A redefinição da política nacional passa necessariamente pela redefinição do papel dos militares na gestão do Estado brasileiro. Novos partidos, novos líderes, eleições, um Legislativo independente, tudo é importante. Mas tudo é insuficiente. O problema fundamental permanece: qual o papel dos militares não estar acreditado? Por este problema não estar ainda equacionado, o governo não aceita a idéia da Constituinte. Esta só vira numa abertura negociada, quando houver consenso em torno do futuro papel dos militares. Consenso amplo, do qual participariam as diversas correntes militares, a classe política e até mesmo as principais instituições da sociedade civil: empresariado e sindicatos, Igreja e OAB, por exemplo. Hoje, qualquer proposta que se aventure buscar este consenso terá que levar em consideração pelo menos três aspectos, recentemente lembrados por cientistas sociais num debate sobre abertura política realizado em Friburgo.
Primeiro, os militares não aceitam revolver o passado. Os excessos e erros cometidos não estão em julgamento. Nada de acerto de contas. O passado não é negociável. E partir daqui para frente. Segundo, os militares não pretenderiam continuar a ser diretamente responsabilizados pela política econômica. A arte militar não necessariamente instrui sobre a arte econômica. Resulta que os militares na gestão do Estado dependem de outros profissionais, estratégias, teorias e fatores que não controlam. Mas que, no entanto, avalizam. Estes dezessete anos mostraram que a política econômica é muito complexa para depender da decisão e responsabilidade de um só segmento social e
profissional. O País não dissocia os índices econômicos da gestão militar do Estado. Afinal de contas são ministros e índices de presidências militares. Não é nem questão de saber se existem ou não boas causas (preço do petróleo, política de Reagan etc.) Ou boas teorias (aumentar o bolo, liberar os juros etc.) que expliquem as dificuldades econômicas. Com boas explicações ou sem elas, o resultado é o mesmo. O ônus reca sobre a gestão militar. As funções específicas e constitucionais de defesa da soberania não podem ser afetadas pela eventual imagem negativa que a política econômica acarreta.

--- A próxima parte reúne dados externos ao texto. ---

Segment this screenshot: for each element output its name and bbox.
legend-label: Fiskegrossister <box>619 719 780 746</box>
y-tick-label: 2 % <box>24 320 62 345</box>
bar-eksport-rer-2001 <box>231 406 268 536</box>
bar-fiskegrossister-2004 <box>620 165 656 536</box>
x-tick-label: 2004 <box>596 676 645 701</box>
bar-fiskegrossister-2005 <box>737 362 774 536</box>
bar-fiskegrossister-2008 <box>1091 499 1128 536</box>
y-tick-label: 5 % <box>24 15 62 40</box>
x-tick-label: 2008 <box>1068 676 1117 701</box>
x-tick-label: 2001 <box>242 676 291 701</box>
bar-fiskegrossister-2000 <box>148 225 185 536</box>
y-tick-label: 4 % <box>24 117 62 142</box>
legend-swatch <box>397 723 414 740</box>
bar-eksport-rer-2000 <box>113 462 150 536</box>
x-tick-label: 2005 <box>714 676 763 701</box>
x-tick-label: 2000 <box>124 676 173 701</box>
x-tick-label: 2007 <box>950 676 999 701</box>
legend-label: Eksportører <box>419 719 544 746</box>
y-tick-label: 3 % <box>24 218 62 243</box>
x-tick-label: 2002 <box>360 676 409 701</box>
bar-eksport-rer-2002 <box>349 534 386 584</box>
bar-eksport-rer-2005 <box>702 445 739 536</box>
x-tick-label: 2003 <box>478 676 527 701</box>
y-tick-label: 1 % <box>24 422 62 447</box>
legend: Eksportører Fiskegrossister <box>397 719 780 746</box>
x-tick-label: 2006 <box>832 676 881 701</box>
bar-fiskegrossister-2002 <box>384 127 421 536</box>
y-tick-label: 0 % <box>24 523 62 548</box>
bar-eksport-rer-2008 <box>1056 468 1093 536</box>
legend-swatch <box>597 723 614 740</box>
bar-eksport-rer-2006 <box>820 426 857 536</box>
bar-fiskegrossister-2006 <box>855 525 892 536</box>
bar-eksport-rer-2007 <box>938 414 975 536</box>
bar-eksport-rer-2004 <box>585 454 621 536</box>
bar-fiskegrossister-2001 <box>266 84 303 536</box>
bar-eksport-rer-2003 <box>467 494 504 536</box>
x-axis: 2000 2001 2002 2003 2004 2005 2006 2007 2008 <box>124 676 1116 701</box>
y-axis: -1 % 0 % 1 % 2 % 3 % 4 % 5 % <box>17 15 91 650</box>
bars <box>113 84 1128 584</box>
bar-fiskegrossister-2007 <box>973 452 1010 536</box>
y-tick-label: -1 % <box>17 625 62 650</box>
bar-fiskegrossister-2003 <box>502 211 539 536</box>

Finalmente, o terceiro aspecto é que os militares não estariam dispostos a abrir mão dos setores da administração hoje sob sua influência direta, como petróleo, energia e telecomunicações. Quer porque são setores vitais para a segurança nacional, quer por se tratar de reserva de mercado de trabalho para militares reformados, onde os militares se sentem tecnicamente competentes.
Portugal, com seu Conselho da Revolução, Espanha, com sua monarquia, e França, com seu presidencialismo parlamentarista, encontraram fórmulas institucionais adequadas às suas realidades sociais e políticas. Pouco a pouco a abertura brasileira vai chegando ao momento onde uma de suas principais tarefas será redefinir institucionalmente o papel dos militares no País redemocratizado.